A portion of Huawei Technologies’ once-dominant phone division was sold to satisfy U.S. sanctions in the first half of 2021, and the company’s new development sectors have yet to reach full growth, leading to the company’s worst revenue decline in its history.
According to the company’s announcement on Friday, it earned sales of 320.4 billion yuan ($49.56 billion).
In particular, sales from Huawei’s consumer business division, which includes smartphones, dropped by 47 percent to 135.7 billion yuan, representing the company’s worst fall.
According to a business spokesman, it managed to squeeze out a 0.6 percentage point increase in its net profit margin to 9.8 percent, mainly as a result of efficiency gains.
Earlier this year, former U.S. President Donald Trump placed Huawei on an export blacklist and banned it from accessing key technology of U.S. origin, limiting the company’s ability to develop its own processors and obtain components from third-party suppliers.

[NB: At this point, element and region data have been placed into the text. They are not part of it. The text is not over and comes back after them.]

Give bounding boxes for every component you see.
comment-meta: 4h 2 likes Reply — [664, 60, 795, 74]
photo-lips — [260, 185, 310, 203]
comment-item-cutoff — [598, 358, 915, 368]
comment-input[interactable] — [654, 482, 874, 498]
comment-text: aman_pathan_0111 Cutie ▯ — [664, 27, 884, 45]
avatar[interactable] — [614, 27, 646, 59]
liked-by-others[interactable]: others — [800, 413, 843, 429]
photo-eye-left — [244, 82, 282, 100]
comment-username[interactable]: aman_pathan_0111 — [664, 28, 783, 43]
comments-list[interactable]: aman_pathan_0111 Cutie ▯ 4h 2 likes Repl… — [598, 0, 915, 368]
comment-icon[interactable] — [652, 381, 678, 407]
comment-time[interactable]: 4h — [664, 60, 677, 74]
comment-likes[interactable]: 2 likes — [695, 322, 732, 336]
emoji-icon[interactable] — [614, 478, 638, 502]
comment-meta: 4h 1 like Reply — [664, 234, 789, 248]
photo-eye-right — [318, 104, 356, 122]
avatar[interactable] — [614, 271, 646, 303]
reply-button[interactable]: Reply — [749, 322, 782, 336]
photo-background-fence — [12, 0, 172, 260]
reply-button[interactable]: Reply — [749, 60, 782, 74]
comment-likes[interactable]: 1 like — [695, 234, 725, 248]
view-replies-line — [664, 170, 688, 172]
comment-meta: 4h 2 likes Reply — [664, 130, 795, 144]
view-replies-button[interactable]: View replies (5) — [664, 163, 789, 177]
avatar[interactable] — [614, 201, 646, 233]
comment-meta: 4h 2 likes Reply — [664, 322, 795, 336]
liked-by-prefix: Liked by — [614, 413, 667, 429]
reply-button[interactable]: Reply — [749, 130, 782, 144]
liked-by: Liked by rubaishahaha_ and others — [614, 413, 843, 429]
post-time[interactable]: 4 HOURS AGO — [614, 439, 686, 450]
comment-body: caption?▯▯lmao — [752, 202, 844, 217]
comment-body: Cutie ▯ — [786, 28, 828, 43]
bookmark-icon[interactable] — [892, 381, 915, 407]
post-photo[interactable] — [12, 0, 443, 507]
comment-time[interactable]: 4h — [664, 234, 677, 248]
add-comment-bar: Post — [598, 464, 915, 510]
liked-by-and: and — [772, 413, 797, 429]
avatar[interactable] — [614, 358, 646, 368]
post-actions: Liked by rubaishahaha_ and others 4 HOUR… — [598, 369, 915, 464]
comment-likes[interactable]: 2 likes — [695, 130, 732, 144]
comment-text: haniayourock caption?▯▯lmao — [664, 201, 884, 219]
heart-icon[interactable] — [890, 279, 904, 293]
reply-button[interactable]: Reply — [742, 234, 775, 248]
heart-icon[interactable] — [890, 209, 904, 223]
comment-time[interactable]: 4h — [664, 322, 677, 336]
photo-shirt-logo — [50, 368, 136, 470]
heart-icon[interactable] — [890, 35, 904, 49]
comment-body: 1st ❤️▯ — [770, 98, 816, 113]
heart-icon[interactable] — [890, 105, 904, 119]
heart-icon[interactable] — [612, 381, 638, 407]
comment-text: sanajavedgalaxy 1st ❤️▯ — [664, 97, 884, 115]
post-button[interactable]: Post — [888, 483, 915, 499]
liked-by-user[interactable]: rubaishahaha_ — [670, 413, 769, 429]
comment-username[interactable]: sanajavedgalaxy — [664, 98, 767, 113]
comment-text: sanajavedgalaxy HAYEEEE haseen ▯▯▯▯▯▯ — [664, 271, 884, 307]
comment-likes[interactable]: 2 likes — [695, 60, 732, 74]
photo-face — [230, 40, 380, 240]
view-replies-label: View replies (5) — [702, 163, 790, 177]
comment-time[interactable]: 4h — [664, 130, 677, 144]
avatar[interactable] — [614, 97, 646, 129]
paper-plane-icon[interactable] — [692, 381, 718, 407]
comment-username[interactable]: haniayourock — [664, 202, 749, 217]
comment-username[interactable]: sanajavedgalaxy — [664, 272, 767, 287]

According to consultancy Canalys, the penalties had a negative impact on Huawei’s mobile business, which resulted in the company falling out of the top five suppliers in China for the first time in more than seven years in the second quarter, despite shipping 6.4 million devices.
According to the latest available data, 27.4 million phones were delivered in China in the second quarter of 2020, excluding sales of Honor budget devices.

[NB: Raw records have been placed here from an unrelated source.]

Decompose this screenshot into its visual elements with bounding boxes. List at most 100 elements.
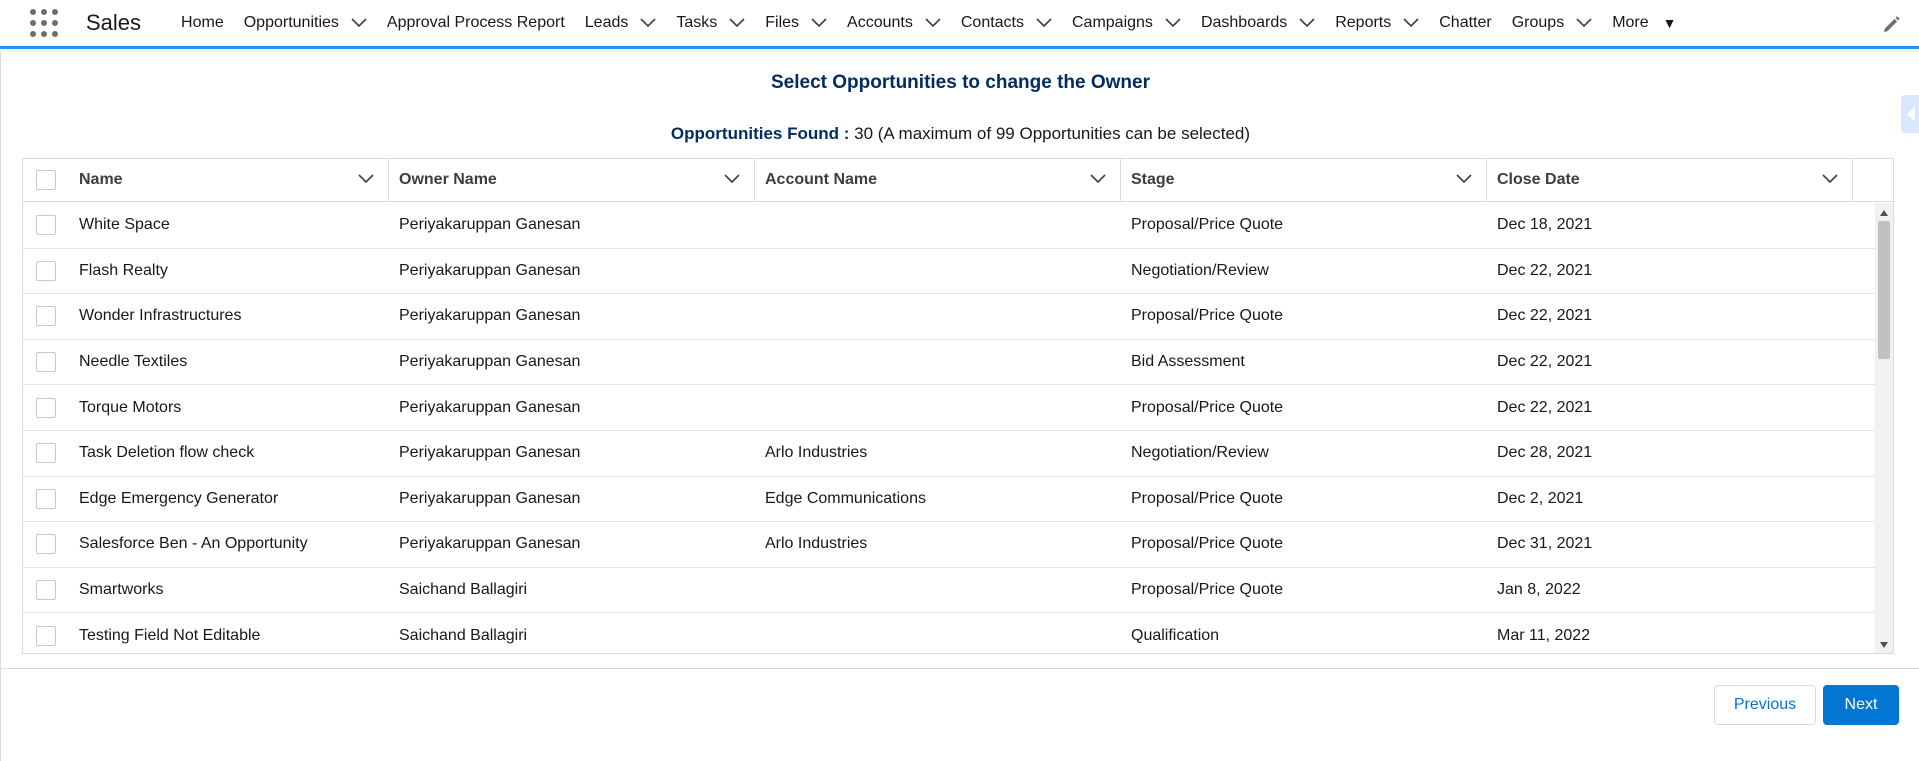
column-header-owner[interactable]: Owner Name <box>389 159 755 201</box>
caret-down-icon[interactable]: ▼ <box>1663 15 1677 31</box>
nav-item-files[interactable]: Files <box>755 0 837 46</box>
column-header-close-date[interactable]: Close Date <box>1487 159 1853 201</box>
nav-item-reports[interactable]: Reports <box>1325 0 1429 46</box>
nav-item-label: Accounts <box>847 14 913 31</box>
nav-item-home[interactable]: Home <box>171 0 234 46</box>
row-select-cell <box>23 397 69 418</box>
nav-item-tasks[interactable]: Tasks <box>666 0 755 46</box>
nav-item-more[interactable]: More ▼ <box>1602 0 1686 46</box>
app-launcher-icon[interactable] <box>30 9 58 37</box>
column-label: Stage <box>1131 171 1175 188</box>
nav-item-label: Groups <box>1511 14 1565 31</box>
page-title: Select Opportunities to change the Owner <box>771 72 1150 93</box>
chevron-down-icon[interactable] <box>1576 15 1592 31</box>
cell-close: Mar 11, 2022 <box>1497 626 1591 644</box>
nav-item-dashboards[interactable]: Dashboards <box>1191 0 1325 46</box>
row-checkbox[interactable] <box>36 260 56 281</box>
column-header-account[interactable]: Account Name <box>755 159 1121 201</box>
previous-button[interactable]: Previous <box>1714 685 1816 725</box>
chevron-down-icon[interactable] <box>1822 171 1838 189</box>
row-checkbox[interactable] <box>36 215 56 236</box>
row-select-cell <box>23 352 69 373</box>
row-checkbox[interactable] <box>36 397 56 418</box>
chevron-down-icon[interactable] <box>811 15 827 31</box>
nav-item-approval-process-report[interactable]: Approval Process Report <box>377 0 575 46</box>
row-select-cell <box>23 443 69 464</box>
cell-stage: Qualification <box>1131 626 1220 644</box>
scroll-up-icon[interactable] <box>1880 210 1888 216</box>
cell-name: Task Deletion flow check <box>79 444 255 462</box>
table-row: Task Deletion flow check Periyakaruppan G… <box>23 431 1875 477</box>
side-panel-toggle[interactable] <box>1901 95 1919 133</box>
nav-item-label: Approval Process Report <box>386 14 565 31</box>
chevron-down-icon[interactable] <box>925 15 941 31</box>
nav-item-contacts[interactable]: Contacts <box>951 0 1062 46</box>
chevron-down-icon[interactable] <box>640 15 656 31</box>
cell-close: Dec 31, 2021 <box>1497 535 1593 553</box>
cell-account: Arlo Industries <box>765 535 868 553</box>
cell-owner: Saichand Ballagiri <box>399 626 528 644</box>
table-header: Name Owner Name Account Name Stage Close… <box>23 159 1893 202</box>
nav-item-groups[interactable]: Groups <box>1502 0 1602 46</box>
table-body: White Space Periyakaruppan Ganesan Proposa… <box>23 203 1875 653</box>
chevron-down-icon[interactable] <box>729 15 745 31</box>
nav-item-label: Leads <box>584 14 629 31</box>
row-checkbox[interactable] <box>36 488 56 509</box>
scroll-down-icon[interactable] <box>1880 642 1888 648</box>
cell-stage: Proposal/Price Quote <box>1131 581 1284 599</box>
chevron-down-icon[interactable] <box>1036 15 1052 31</box>
column-header-stage[interactable]: Stage <box>1121 159 1487 201</box>
next-button[interactable]: Next <box>1823 685 1899 725</box>
chevron-down-icon[interactable] <box>358 171 374 189</box>
row-checkbox[interactable] <box>36 443 56 464</box>
nav-item-label: More <box>1612 14 1649 31</box>
chevron-down-icon[interactable] <box>724 171 740 189</box>
nav-item-chatter[interactable]: Chatter <box>1429 0 1501 46</box>
column-header-name[interactable]: Name <box>69 159 389 201</box>
cell-name: Torque Motors <box>79 398 182 416</box>
row-checkbox[interactable] <box>36 580 56 601</box>
chevron-down-icon[interactable] <box>1456 171 1472 189</box>
nav-item-label: Reports <box>1335 14 1392 31</box>
cell-name: Needle Textiles <box>79 353 188 371</box>
cell-owner: Saichand Ballagiri <box>399 581 528 599</box>
cell-name: Salesforce Ben - An Opportunity <box>79 535 308 553</box>
nav-item-leads[interactable]: Leads <box>575 0 667 46</box>
row-checkbox[interactable] <box>36 306 56 327</box>
nav-item-label: Files <box>765 14 800 31</box>
cell-close: Dec 22, 2021 <box>1497 353 1593 371</box>
chevron-down-icon[interactable] <box>1299 15 1315 31</box>
row-checkbox[interactable] <box>36 625 56 646</box>
cell-close: Dec 18, 2021 <box>1497 216 1593 234</box>
nav-items: Home Opportunities Approval Process Report… <box>171 0 1686 46</box>
footer-divider <box>1 668 1919 669</box>
chevron-down-icon[interactable] <box>1090 171 1106 189</box>
vertical-scrollbar[interactable] <box>1875 203 1893 653</box>
nav-item-label: Tasks <box>676 14 718 31</box>
cell-stage: Proposal/Price Quote <box>1131 307 1284 325</box>
chevron-down-icon[interactable] <box>1165 15 1181 31</box>
pencil-icon[interactable] <box>1881 15 1901 35</box>
cell-close: Dec 22, 2021 <box>1497 261 1593 279</box>
row-select-cell <box>23 488 69 509</box>
cell-name: Edge Emergency Generator <box>79 489 279 507</box>
row-select-cell <box>23 534 69 555</box>
select-all-checkbox[interactable] <box>36 170 56 190</box>
scrollbar-thumb[interactable] <box>1878 221 1890 359</box>
nav-item-opportunities[interactable]: Opportunities <box>234 0 377 46</box>
cell-stage: Bid Assessment <box>1131 353 1245 371</box>
table-row: Salesforce Ben - An Opportunity Periyakar… <box>23 522 1875 568</box>
row-checkbox[interactable] <box>36 352 56 373</box>
cell-name: White Space <box>79 216 170 234</box>
cell-account: Edge Communications <box>765 489 926 507</box>
chevron-down-icon[interactable] <box>351 15 367 31</box>
cell-name: Testing Field Not Editable <box>79 626 261 644</box>
nav-item-campaigns[interactable]: Campaigns <box>1062 0 1191 46</box>
found-value: 30 (A maximum of 99 Opportunities can be… <box>854 124 1251 143</box>
chevron-down-icon[interactable] <box>1403 15 1419 31</box>
table-row: Flash Realty Periyakaruppan Ganesan Negoti… <box>23 249 1875 295</box>
nav-item-accounts[interactable]: Accounts <box>837 0 951 46</box>
row-checkbox[interactable] <box>36 534 56 555</box>
opportunities-table: Name Owner Name Account Name Stage Close… <box>22 158 1894 654</box>
cell-stage: Proposal/Price Quote <box>1131 535 1284 553</box>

In November, Huawei announced the sale of the brand.
The Huawei logo can be seen in front of the local headquarters of the company in Warsaw, Poland, on January 11th, 2019.
In 2019, the consumer business accounted for more than half of the company’s total revenue.
In addition, revenue from Huawei’s telecommunications equipment sector dropped 14 percent in the first half of the year, according to a company spokesman, which was partly due to a slowdown in China’s 5G deployment.
According to an internal document from founder and CEO Ren Zhengfei, which was obtained by some media agencies in May, Huawei is attempting to shift its focus away from hardware and into software and commercial sectors that are not subject to U.S. influence.
During a press conference after the results, Huawei’s rotating chairman, Eric Xu, said that the company’s goal is to “survive and grow sustainably.” For the next five years, we’ve established our strategic objectives.
With the launch of the Harmony operating system in June, the business no longer relies only on Google’s Android platform for its operations.
Sanctions imposed by the United States prevented Google from providing technical assistance for new phone models.
According to a company spokesman, revenue from Huawei’s enterprise business group increased 18 percent in the first half of the year to 42.9 billion yuan, as the COVID-19 epidemic increased demand for ICT connection.
As reported by Canalys, Huawei is also seeing significant growth in its cloud services sector, which has grown by more than doubling in size in the first quarter to capture a 20 percent market share in China.